On the futility of hating

When Nina Davuluri won the Miss America pageant on Sunday, the celebrations were marred, shockingly, by some hate tweets, and as some view it, racist comments. Obviously, those comments led to more hatred against the haters on social media. And, surely, this morning’s newspapers in India led with Davuluri’s crowning on Page 1, playing up, alongside with the young lady’s triumph, the misplaced hatred for and racist comments against her.
That brings us to a simple yet important question: why do we hate someone or something? To be sure, each of us is strongly opinionated. Some of us express ourselves rabidly – of late on social media – while others keep their views to themselves. But, without doubt, we have experienced hatred for someone, whom we cannot get along with (often not even stand the sight of) at some time or the other. The question is why?

The fundamental reason why we hate is because we are not aware of the oneness of all creation. It is when we see each person as different from ourselves do we even have the urge or temperament to compare, and therefore, to dislike, or in some cases, hate. Separateness comes from the ego. When the ego is driving you not to look at the core of your creation, but at the fringes – when you look at nationality, community, family background, social or economic standing, color and such. Instead look at the core of all creation – especially among us humans – you will find that there is no separation, no difference. All of us are alive because of the same Life source powering us. We may have different stories, different upbringings, different education, different approaches to Life and even speak different languages – but we are all one! An evolved person will not let the ego drive her or his Life. Such a person will look beyond the differences, and go to the core and celebrate it. Then Davuluri’s win is your own win. As much as the loss of lives in the Washington D.C naval base shoot-out is your own loss.
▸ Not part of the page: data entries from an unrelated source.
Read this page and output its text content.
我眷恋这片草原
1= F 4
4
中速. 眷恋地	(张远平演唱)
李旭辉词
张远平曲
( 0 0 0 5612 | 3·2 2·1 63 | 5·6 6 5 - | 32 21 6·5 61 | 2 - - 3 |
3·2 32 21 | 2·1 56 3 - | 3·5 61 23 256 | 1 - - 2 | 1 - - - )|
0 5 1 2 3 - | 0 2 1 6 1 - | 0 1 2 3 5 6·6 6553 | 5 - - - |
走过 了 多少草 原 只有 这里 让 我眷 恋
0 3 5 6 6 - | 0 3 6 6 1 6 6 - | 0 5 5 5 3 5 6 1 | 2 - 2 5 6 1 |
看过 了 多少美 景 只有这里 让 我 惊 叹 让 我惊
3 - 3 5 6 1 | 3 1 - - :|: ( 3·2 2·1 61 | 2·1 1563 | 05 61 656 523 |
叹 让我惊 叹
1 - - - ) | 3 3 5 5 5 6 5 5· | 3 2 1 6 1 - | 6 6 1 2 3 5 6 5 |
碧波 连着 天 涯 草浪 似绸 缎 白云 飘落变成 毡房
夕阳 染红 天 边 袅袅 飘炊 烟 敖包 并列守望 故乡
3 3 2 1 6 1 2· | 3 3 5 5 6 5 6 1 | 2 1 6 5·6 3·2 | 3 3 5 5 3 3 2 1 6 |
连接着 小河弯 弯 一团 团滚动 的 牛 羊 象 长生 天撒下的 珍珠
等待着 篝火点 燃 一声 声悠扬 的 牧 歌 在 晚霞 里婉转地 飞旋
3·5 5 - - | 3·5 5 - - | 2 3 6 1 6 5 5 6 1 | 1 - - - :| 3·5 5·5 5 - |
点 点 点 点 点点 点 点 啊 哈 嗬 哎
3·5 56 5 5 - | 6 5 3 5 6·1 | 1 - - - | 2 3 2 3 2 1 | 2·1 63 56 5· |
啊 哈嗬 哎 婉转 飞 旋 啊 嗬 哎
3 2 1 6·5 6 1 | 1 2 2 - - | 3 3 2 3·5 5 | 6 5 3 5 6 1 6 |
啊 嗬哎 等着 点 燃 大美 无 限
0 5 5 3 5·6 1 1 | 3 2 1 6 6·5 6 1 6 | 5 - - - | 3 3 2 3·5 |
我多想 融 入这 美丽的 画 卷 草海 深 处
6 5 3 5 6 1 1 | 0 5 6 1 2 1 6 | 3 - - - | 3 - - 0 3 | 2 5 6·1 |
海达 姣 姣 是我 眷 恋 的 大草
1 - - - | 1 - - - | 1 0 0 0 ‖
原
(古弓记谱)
The more we see creation as separate, the more we will be consumed by such wasteful emotions like hatred. At least one intelligent response when you see a chain of hatred being triggered is not to participate, not to respond. Just let it go. One opinion less out there means one moment less in the public lifetime of that form of hatefulness. By choosing to stay away from joining the chain of hatred in a situation does not mean ignoring it or “brushing things under the carpet”. When you feel hatred towards someone or something, focus all your attention on it. Don’t respond to it. But deeply meditate on it. You will then see the futility of your anger, the stupidity of your opinion, the frivolity of your venom, your hatred and through your ‘seeing’, you will see the object of your hate and you as one! It may sound incredible. But try meditating on someone you hate and you will come to this realization soon – perhaps after a few attempts owing to the “extent” of your hatred and your own evolution with the practice of meditation!
The truth is, as the Buddha taught, either you – the real you – exists or hatred does. If hatred is, then you are not. And if you are, then there can be no hatred. The real you, the real me, get suppressed when we are not aware, when we are in the clutches of ego. The moment awareness takes over, the ego cannot survive. And when there is no ego, there’s no hatred, there’s no separateness. Only oneness thrives!